Maybe, now that I’ve (finally) started (resumed, really) writing this… maybe what he was looking for in my expressions, and he considered himself a master of reading people; if not approval; was admiration. Maybe even respect; or, at least, some hint of jealousy.
No; I’d never let him see that. I was working on being a master (not so much any more) of not being read, of not being close. Distant. Never cool; never Sidney cool. But, whether I hid it or not, I was intrigued.
Let me simplify this particular part of the Sidney Grace saga (saga, makes me chuckle); or try to: This was the early 70s, before the old section of 101 that went through San Diego’s North County ‘beach towns’ flourished rather than died from the effects of being bypassed by I-5. There were still cheap motels, marijuana was still homegrown in avocado orchards and hidden greenhouses.  Scoring weed was, it seemed, less corporate. Maybe more dangerous. Maybe less dangerous; but more exciting. LSD was… I really didn’t, and don’t, know. I just had to work and I just wanted to surf: Swamis, Pipes, Grandview, Stone Steps; wherever it was best.

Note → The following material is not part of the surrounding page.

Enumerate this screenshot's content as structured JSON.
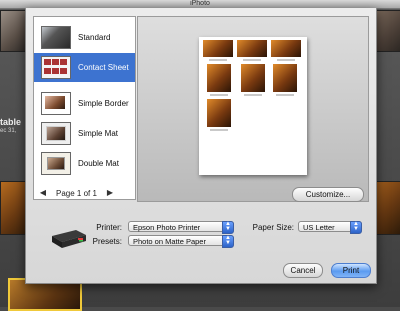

And I was busy. So busy. I didn’t take drugs, did smoke (for too long), but not weed (opposite of the old line, “I don’t smoke… cigarettes.” Smile cleverly); not until later, and not enough to impress even an average college freshman (or high school junior).  Though friends, even good surfing friends, did get involved, none invited me into this part of their lives. I hadn’t even been good at drinking beer, wasn’t comfortable hanging out unless it was after a surf session, and then, not for long.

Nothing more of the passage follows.